On Fri, Feb 7, 2025 at 5:36 PM Petr Mladek <pmladek@xxxxxxxx> wrote:
>
> On Fri 2025-02-07 11:16:45, Yafang Shao wrote:
> > On Fri, Feb 7, 2025 at 10:31 AM Josh Poimboeuf <jpoimboe@xxxxxxxxxx> wrote:
> > > On Mon, Jan 27, 2025 at 02:35:26PM +0800, Yafang Shao wrote:
> > > > - Temporary Loss of Patching
> > > >
> > > >   During the replacement process, the old patch is set to a NOP (no-operation)
> > > >   before the new patch is fully applied. This creates a window where the
> > > >   function temporarily reverts to its original, unpatched state.

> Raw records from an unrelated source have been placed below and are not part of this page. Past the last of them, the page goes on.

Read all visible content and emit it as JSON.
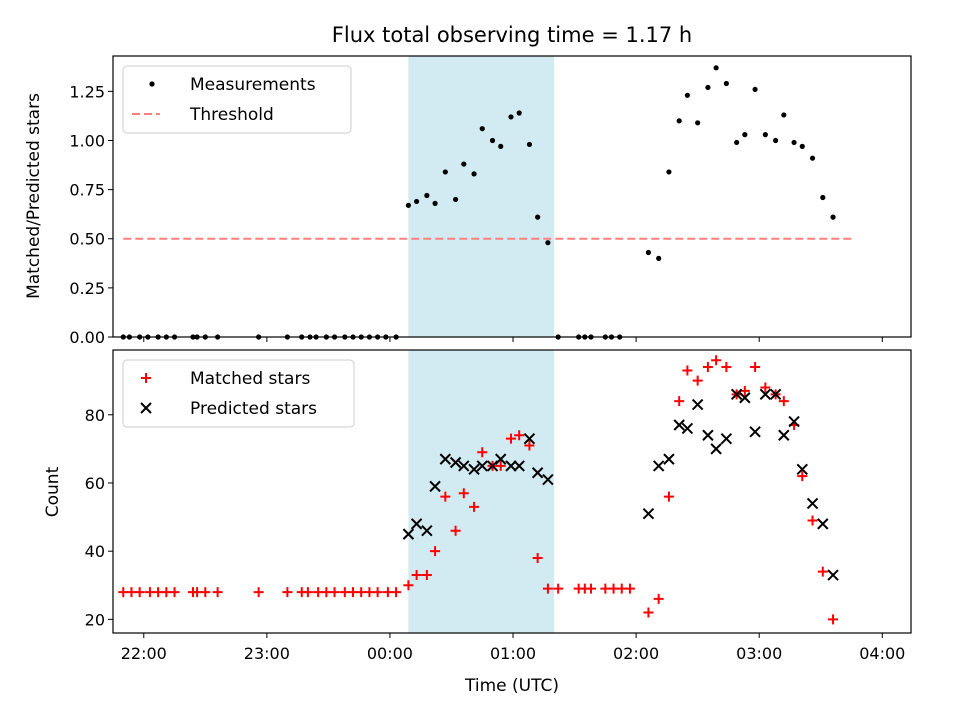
{
  "figure": {
    "title": "Flux total observing time = 1.17 h",
    "xlabel": "Time (UTC)",
    "x_ticks": [
      "22:00",
      "23:00",
      "00:00",
      "01:00",
      "02:00",
      "03:00",
      "04:00"
    ],
    "highlight_color": "#add8e6",
    "shaded_interval": [
      "00:09",
      "01:20"
    ]
  },
  "chart_data": [
    {
      "type": "scatter",
      "panel": "top",
      "ylabel": "Matched/Predicted stars",
      "ylim": [
        0,
        1.43
      ],
      "y_ticks": [
        "0.00",
        "0.25",
        "0.50",
        "0.75",
        "1.00",
        "1.25"
      ],
      "legend": {
        "placement": "upper-left",
        "entries": [
          "Measurements",
          "Threshold"
        ]
      },
      "series": [
        {
          "name": "Measurements",
          "color": "#000000",
          "marker": "dot",
          "points": [
            [
              "21:50",
              0
            ],
            [
              "21:53",
              0
            ],
            [
              "21:58",
              0
            ],
            [
              "22:02",
              0
            ],
            [
              "22:07",
              0
            ],
            [
              "22:11",
              0
            ],
            [
              "22:15",
              0
            ],
            [
              "22:24",
              0
            ],
            [
              "22:26",
              0
            ],
            [
              "22:30",
              0
            ],
            [
              "22:36",
              0
            ],
            [
              "22:56",
              0
            ],
            [
              "23:10",
              0
            ],
            [
              "23:17",
              0
            ],
            [
              "23:21",
              0
            ],
            [
              "23:24",
              0
            ],
            [
              "23:29",
              0
            ],
            [
              "23:33",
              0
            ],
            [
              "23:38",
              0
            ],
            [
              "23:42",
              0
            ],
            [
              "23:46",
              0
            ],
            [
              "23:50",
              0
            ],
            [
              "23:54",
              0
            ],
            [
              "23:58",
              0
            ],
            [
              "00:03",
              0
            ],
            [
              "00:09",
              0.67
            ],
            [
              "00:13",
              0.69
            ],
            [
              "00:18",
              0.72
            ],
            [
              "00:22",
              0.68
            ],
            [
              "00:27",
              0.84
            ],
            [
              "00:32",
              0.7
            ],
            [
              "00:36",
              0.88
            ],
            [
              "00:41",
              0.83
            ],
            [
              "00:45",
              1.06
            ],
            [
              "00:50",
              1.0
            ],
            [
              "00:54",
              0.97
            ],
            [
              "00:59",
              1.12
            ],
            [
              "01:03",
              1.14
            ],
            [
              "01:08",
              0.98
            ],
            [
              "01:12",
              0.61
            ],
            [
              "01:17",
              0.48
            ],
            [
              "01:22",
              0
            ],
            [
              "01:32",
              0
            ],
            [
              "01:35",
              0
            ],
            [
              "01:38",
              0
            ],
            [
              "01:45",
              0
            ],
            [
              "01:48",
              0
            ],
            [
              "01:52",
              0
            ],
            [
              "02:06",
              0.43
            ],
            [
              "02:11",
              0.4
            ],
            [
              "02:16",
              0.84
            ],
            [
              "02:21",
              1.1
            ],
            [
              "02:25",
              1.23
            ],
            [
              "02:30",
              1.09
            ],
            [
              "02:35",
              1.27
            ],
            [
              "02:39",
              1.37
            ],
            [
              "02:44",
              1.29
            ],
            [
              "02:49",
              0.99
            ],
            [
              "02:53",
              1.03
            ],
            [
              "02:58",
              1.26
            ],
            [
              "03:03",
              1.03
            ],
            [
              "03:08",
              1.0
            ],
            [
              "03:12",
              1.13
            ],
            [
              "03:17",
              0.99
            ],
            [
              "03:21",
              0.97
            ],
            [
              "03:26",
              0.91
            ],
            [
              "03:31",
              0.71
            ],
            [
              "03:36",
              0.61
            ]
          ]
        },
        {
          "name": "Threshold",
          "color": "#ff7f7f",
          "style": "dashed",
          "y": 0.5,
          "x_range": [
            "21:50",
            "03:46"
          ]
        }
      ]
    },
    {
      "type": "scatter",
      "panel": "bottom",
      "ylabel": "Count",
      "ylim": [
        16,
        99
      ],
      "y_ticks": [
        "20",
        "40",
        "60",
        "80"
      ],
      "legend": {
        "placement": "upper-left",
        "entries": [
          "Matched stars",
          "Predicted stars"
        ]
      },
      "series": [
        {
          "name": "Matched stars",
          "color": "#ff0000",
          "marker": "plus",
          "points": [
            [
              "21:50",
              28
            ],
            [
              "21:54",
              28
            ],
            [
              "21:58",
              28
            ],
            [
              "22:03",
              28
            ],
            [
              "22:07",
              28
            ],
            [
              "22:11",
              28
            ],
            [
              "22:15",
              28
            ],
            [
              "22:24",
              28
            ],
            [
              "22:26",
              28
            ],
            [
              "22:30",
              28
            ],
            [
              "22:36",
              28
            ],
            [
              "22:56",
              28
            ],
            [
              "23:10",
              28
            ],
            [
              "23:17",
              28
            ],
            [
              "23:20",
              28
            ],
            [
              "23:25",
              28
            ],
            [
              "23:29",
              28
            ],
            [
              "23:33",
              28
            ],
            [
              "23:38",
              28
            ],
            [
              "23:42",
              28
            ],
            [
              "23:46",
              28
            ],
            [
              "23:50",
              28
            ],
            [
              "23:54",
              28
            ],
            [
              "23:59",
              28
            ],
            [
              "00:03",
              28
            ],
            [
              "00:09",
              30
            ],
            [
              "00:13",
              33
            ],
            [
              "00:18",
              33
            ],
            [
              "00:22",
              40
            ],
            [
              "00:27",
              56
            ],
            [
              "00:32",
              46
            ],
            [
              "00:36",
              57
            ],
            [
              "00:41",
              53
            ],
            [
              "00:45",
              69
            ],
            [
              "00:50",
              65
            ],
            [
              "00:54",
              65
            ],
            [
              "00:59",
              73
            ],
            [
              "01:03",
              74
            ],
            [
              "01:08",
              71
            ],
            [
              "01:12",
              38
            ],
            [
              "01:17",
              29
            ],
            [
              "01:22",
              29
            ],
            [
              "01:32",
              29
            ],
            [
              "01:35",
              29
            ],
            [
              "01:38",
              29
            ],
            [
              "01:45",
              29
            ],
            [
              "01:49",
              29
            ],
            [
              "01:53",
              29
            ],
            [
              "01:57",
              29
            ],
            [
              "02:06",
              22
            ],
            [
              "02:11",
              26
            ],
            [
              "02:16",
              56
            ],
            [
              "02:21",
              84
            ],
            [
              "02:25",
              93
            ],
            [
              "02:30",
              90
            ],
            [
              "02:35",
              94
            ],
            [
              "02:39",
              96
            ],
            [
              "02:44",
              94
            ],
            [
              "02:49",
              86
            ],
            [
              "02:53",
              87
            ],
            [
              "02:58",
              94
            ],
            [
              "03:03",
              88
            ],
            [
              "03:08",
              86
            ],
            [
              "03:12",
              84
            ],
            [
              "03:17",
              77
            ],
            [
              "03:21",
              62
            ],
            [
              "03:26",
              49
            ],
            [
              "03:31",
              34
            ],
            [
              "03:36",
              20
            ]
          ]
        },
        {
          "name": "Predicted stars",
          "color": "#000000",
          "marker": "x",
          "points": [
            [
              "00:09",
              45
            ],
            [
              "00:13",
              48
            ],
            [
              "00:18",
              46
            ],
            [
              "00:22",
              59
            ],
            [
              "00:27",
              67
            ],
            [
              "00:32",
              66
            ],
            [
              "00:36",
              65
            ],
            [
              "00:41",
              64
            ],
            [
              "00:45",
              65
            ],
            [
              "00:50",
              65
            ],
            [
              "00:54",
              67
            ],
            [
              "00:59",
              65
            ],
            [
              "01:03",
              65
            ],
            [
              "01:08",
              73
            ],
            [
              "01:12",
              63
            ],
            [
              "01:17",
              61
            ],
            [
              "02:06",
              51
            ],
            [
              "02:11",
              65
            ],
            [
              "02:16",
              67
            ],
            [
              "02:21",
              77
            ],
            [
              "02:25",
              76
            ],
            [
              "02:30",
              83
            ],
            [
              "02:35",
              74
            ],
            [
              "02:39",
              70
            ],
            [
              "02:44",
              73
            ],
            [
              "02:49",
              86
            ],
            [
              "02:53",
              85
            ],
            [
              "02:58",
              75
            ],
            [
              "03:03",
              86
            ],
            [
              "03:08",
              86
            ],
            [
              "03:12",
              74
            ],
            [
              "03:17",
              78
            ],
            [
              "03:21",
              64
            ],
            [
              "03:26",
              54
            ],
            [
              "03:31",
              48
            ],
            [
              "03:36",
              33
            ]
          ]
        }
      ]
    }
  ]
}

If the old
> > > >   patch fixed a critical issue (e.g., one that prevented a system panic), the
> > > >   system could become vulnerable to that issue during the transition.
> > >
> > > Are you saying that atomic replace is not atomic?  If so, this sounds
> > > like another bug.
> >
> > >From my understanding, there’s a window where the original function is
> > not patched.
>
> This is a misunderstanding.
>
> > klp_enable_patch
> > + klp_init_patch
> >    + if (patch->replace)
> >           klp_add_nops(patch);  <<<< set all old patches to nop
>
> 1. The "nop" entry is added into the _new_ (to-be-enabled) livepatch,
>    see klp_add_nops(patch). The parameter is the _newly_ enabled patch.
>
> 2. The "nop" entries are added only for functions which are currently
>    livepatched but they are not longer livepatched in the new
>    livepatch, see:
>
> static int klp_add_object_nops(struct klp_patch *patch,
>                                struct klp_object *old_obj)
> {
> [...]
>         klp_for_each_func(old_obj, old_func) {
>                 func = klp_find_func(obj, old_func);
>                 if (func)
>                         continue;       <------ Do not allocate nop
>                                                 when the fuction is
>                                                 implemeted in the new
>                                                 livepatch.
>
>                 func = klp_alloc_func_nop(old_func, obj);
>                 if (!func)
>                         return -ENOMEM;
>         }
>
>         return 0;
> }

Thanks for your explanation.

>
>
> > + __klp_enable_patch
> >    + klp_patch_object
> >       + klp_patch_func
> >          + ops = klp_find_ops(func->old_func);
> >             + if (ops)
> >                    // add the new patch to the func_stack list
> >                    list_add_rcu(&func->stack_node, &ops->func_stack);
> >
> >
> > klp_ftrace_handler
> > + func = list_first_or_null_rcu(&ops->func_stack, struct klp_func
>
> 3. You omitted this important part of the code:
>
>         if (unlikely(func->transition)) {
>                 patch_state = current->patch_state;
>                 if (patch_state == KLP_TRANSITION_UNPATCHED) {
>                         /*
> ---->                    * Use the previously patched version of the function.
> ---->                    * If no previous patches exist, continue with the
> ---->                    * original function.
>                          */
>                         func = list_entry_rcu(func->stack_node.next,
>                                               struct klp_func, stack_node);
>
>
>         The condition "patch_state == KLP_TRANSITION_UNPATCHED" might
>         be a bit misleading.
>
>         The state "KLP_TRANSITION_UNPATCHED" means that it can't use
>         the code from the "new" livepatch => it has to fallback
>         to the previously used code => previous livepatch.

Understood.

>
>
> > + if (func->nop)
> >        goto unlock;
> > + ftrace_regs_set_instruction_pointer(fregs, (unsigned long)func->new_func);
>
> > Before the new atomic replace patch is added to the func_stack list,
> > the old patch is already set to nop.
>       ^^^
>
>      The nops are set in the _new_ patch for functions which will
>      not longer get livepatched, see the commit e1452b607c48c642
>      ("livepatch: Add atomic replace") for more details.
>
> > If klp_ftrace_handler() is
> > triggered at this point, it will effectively do nothing—in other
> > words, it will execute the original function.
> > I might be wrong.
>
> Fortunately, you are wrong. This would be a serious violation of
> the consistency model and livepatches modifying some semantic would
> blow up systems.

That is great. Thanks for your help.

-- 
Regards
Yafang